Abacus bodies : Abacus cisimcikleri. Dişteki odontoblast hücrelerinde içleri muntazam dizilmiş kalsiyum granülleri ve kollagen öncülerini içeren golgi kesecikleri.

Abductor muscle : Abdüktör kas. Bir bacak ya da herhangi bir bölgeyi dışa doğru çeken kas. abdüktör kas. Uzaklaştırıcı kas.

Abiotic environment : Abiyotik ortam. Organizmanın topografi, jeoloji, iklim, inorganik besin maddeleri gibi biyolojik olmayan faktörlerden oluşan çevresi. Abiyotik çevre. Organizmanın topografi, jeoloji, iklim ve inorganik besin maddeleri gibi biyolojik olmayan faktörlerden oluşan çevresi. Cansız çevre.
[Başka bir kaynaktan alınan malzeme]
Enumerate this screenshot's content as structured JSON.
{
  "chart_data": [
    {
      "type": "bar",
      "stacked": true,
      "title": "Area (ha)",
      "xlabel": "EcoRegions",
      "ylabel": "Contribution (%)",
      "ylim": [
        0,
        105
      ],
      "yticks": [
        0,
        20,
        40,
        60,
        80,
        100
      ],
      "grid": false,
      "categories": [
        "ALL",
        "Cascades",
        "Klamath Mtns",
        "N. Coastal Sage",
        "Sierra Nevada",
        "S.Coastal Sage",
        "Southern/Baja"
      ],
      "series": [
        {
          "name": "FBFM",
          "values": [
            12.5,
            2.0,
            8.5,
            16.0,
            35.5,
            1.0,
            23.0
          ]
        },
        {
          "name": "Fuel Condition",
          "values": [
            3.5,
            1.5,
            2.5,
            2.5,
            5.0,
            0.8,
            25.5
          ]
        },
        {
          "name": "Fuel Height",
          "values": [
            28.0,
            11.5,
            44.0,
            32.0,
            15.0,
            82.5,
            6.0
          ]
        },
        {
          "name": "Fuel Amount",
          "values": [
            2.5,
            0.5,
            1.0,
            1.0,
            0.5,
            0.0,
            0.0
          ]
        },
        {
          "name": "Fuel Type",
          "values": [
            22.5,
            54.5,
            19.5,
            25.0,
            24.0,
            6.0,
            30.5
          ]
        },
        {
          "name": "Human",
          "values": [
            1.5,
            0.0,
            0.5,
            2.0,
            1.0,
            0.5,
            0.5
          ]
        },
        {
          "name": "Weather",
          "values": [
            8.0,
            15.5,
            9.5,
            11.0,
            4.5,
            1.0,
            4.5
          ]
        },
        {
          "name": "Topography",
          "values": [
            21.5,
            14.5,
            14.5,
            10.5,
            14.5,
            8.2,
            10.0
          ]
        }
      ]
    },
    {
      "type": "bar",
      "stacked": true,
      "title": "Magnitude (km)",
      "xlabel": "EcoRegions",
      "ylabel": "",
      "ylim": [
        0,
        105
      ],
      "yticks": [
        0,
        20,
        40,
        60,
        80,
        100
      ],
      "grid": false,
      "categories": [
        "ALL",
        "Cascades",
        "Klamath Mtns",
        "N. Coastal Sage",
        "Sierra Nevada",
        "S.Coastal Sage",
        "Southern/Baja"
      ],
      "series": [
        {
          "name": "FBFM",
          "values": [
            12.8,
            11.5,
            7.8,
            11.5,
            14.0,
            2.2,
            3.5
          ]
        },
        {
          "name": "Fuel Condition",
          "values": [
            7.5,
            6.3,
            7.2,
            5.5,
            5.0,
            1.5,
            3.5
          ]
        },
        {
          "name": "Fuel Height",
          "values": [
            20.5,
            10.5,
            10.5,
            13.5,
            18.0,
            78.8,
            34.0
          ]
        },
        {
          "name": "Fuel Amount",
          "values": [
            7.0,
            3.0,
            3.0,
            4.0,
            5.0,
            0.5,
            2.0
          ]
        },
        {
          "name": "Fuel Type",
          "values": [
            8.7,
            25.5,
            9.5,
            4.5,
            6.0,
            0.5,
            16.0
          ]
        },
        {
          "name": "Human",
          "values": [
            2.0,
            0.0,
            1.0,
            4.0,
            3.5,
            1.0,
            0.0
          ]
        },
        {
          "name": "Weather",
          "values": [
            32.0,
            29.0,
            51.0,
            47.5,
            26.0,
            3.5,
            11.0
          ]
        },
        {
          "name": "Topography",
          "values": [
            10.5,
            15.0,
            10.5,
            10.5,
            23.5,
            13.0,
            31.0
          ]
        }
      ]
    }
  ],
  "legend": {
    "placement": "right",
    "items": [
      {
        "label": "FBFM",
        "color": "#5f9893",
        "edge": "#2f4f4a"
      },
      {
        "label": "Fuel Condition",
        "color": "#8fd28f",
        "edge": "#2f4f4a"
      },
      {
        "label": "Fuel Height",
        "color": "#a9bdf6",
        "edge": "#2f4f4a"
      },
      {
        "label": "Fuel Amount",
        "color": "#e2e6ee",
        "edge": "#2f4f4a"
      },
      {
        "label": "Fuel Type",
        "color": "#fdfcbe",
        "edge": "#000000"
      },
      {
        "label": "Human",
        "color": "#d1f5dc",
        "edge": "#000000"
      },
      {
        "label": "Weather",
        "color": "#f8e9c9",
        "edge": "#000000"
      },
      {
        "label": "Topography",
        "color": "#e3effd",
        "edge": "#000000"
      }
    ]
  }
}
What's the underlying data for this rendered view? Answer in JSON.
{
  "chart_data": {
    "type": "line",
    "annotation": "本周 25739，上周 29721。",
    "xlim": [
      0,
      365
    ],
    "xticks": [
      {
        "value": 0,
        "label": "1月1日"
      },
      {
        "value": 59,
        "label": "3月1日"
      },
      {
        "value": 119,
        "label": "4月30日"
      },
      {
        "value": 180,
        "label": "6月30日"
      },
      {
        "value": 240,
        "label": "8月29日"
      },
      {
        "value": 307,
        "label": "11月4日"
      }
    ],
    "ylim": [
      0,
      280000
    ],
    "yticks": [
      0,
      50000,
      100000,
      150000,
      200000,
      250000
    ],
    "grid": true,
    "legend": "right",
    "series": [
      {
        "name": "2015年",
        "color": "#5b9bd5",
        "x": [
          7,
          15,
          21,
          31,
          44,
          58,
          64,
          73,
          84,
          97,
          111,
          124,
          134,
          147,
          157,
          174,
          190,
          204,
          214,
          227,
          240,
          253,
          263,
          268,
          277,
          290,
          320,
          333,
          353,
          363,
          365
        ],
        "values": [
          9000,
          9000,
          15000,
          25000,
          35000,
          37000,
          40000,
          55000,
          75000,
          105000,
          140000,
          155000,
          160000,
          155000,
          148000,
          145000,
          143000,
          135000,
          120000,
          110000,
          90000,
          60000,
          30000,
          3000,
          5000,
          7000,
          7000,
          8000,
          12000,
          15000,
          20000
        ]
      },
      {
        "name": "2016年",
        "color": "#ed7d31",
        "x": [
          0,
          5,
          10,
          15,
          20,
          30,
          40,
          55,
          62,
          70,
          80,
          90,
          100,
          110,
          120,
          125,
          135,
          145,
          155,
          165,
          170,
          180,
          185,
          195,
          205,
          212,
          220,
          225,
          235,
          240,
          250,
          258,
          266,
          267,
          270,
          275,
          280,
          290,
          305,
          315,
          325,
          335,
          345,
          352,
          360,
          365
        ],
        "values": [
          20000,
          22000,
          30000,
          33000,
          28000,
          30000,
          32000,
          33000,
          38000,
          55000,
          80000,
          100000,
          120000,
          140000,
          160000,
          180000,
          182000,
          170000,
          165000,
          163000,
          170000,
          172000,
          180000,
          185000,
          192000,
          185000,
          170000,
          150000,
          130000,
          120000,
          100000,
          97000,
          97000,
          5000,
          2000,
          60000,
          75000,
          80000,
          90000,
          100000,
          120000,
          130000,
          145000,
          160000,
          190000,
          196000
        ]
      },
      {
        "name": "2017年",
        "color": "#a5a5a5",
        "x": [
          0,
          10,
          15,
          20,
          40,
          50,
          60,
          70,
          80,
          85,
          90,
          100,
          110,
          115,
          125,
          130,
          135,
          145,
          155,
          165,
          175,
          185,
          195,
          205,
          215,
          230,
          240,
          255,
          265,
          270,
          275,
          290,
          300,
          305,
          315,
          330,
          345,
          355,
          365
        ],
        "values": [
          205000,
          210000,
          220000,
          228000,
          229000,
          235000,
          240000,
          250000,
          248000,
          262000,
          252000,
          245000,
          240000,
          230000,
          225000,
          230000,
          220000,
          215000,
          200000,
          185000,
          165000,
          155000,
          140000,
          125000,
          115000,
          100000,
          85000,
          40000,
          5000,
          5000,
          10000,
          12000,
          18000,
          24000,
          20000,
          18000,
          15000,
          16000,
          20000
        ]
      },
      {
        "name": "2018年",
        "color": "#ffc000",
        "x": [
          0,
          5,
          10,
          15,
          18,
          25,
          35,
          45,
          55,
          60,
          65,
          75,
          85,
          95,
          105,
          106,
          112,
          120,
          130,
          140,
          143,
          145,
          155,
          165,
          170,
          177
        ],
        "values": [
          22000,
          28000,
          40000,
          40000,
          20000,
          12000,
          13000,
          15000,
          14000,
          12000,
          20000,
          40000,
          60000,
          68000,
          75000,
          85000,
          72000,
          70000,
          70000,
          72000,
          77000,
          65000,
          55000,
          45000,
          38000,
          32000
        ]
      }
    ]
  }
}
Greenfinch : Flurya. Büyük iskete. Yeşil ispinoz. Florya.

Aardvark : Karınca yiyen. Yerdomuzu. Yer domuzu. Damarlı dişliler (tubulidentata) takımının, yer domuzugiller (orycteropodidae) familyasından, 100 cm kadar uzunlukta, 30 cm kadar kuyruğu olan, afrika'da kazdığı inlerde yaşayan bir tür. Borudişli.

A cell : A hücresi. Mayalarda eşeyli üreme sırasında alfa hücresiyle beraber zigotu oluşturan hücre.

 

Peered : Hayal meyal görünmek. Eş. Karanlıkta hayal meyal görünen birşeye dikkatle bakmak. Tay. Bir parça görünmek. Çıkmak. Akran. Akrandan biri. Yaşıt.

Peer : Akran. Lord. Tay. Emsal. Karanlıkta hayal meyal görünen birşeye dikkatle bakmak. Eşdeş. Hayal meyal görünmek. Bir parça görünmek. Akrandan biri.

Rock bunting synonyms : abambulacral area, abramis zone, green finch, abiotic factor, a protein, measure, snipe, observed, a site, a cells, behold, regard, abo blood groups system, glout, eyeing, aardvarks, peers, sniped, observe, acacia, peering, snipes, aardwolf, a chromosome, eying, green, beholds, measures, greenest, beheld.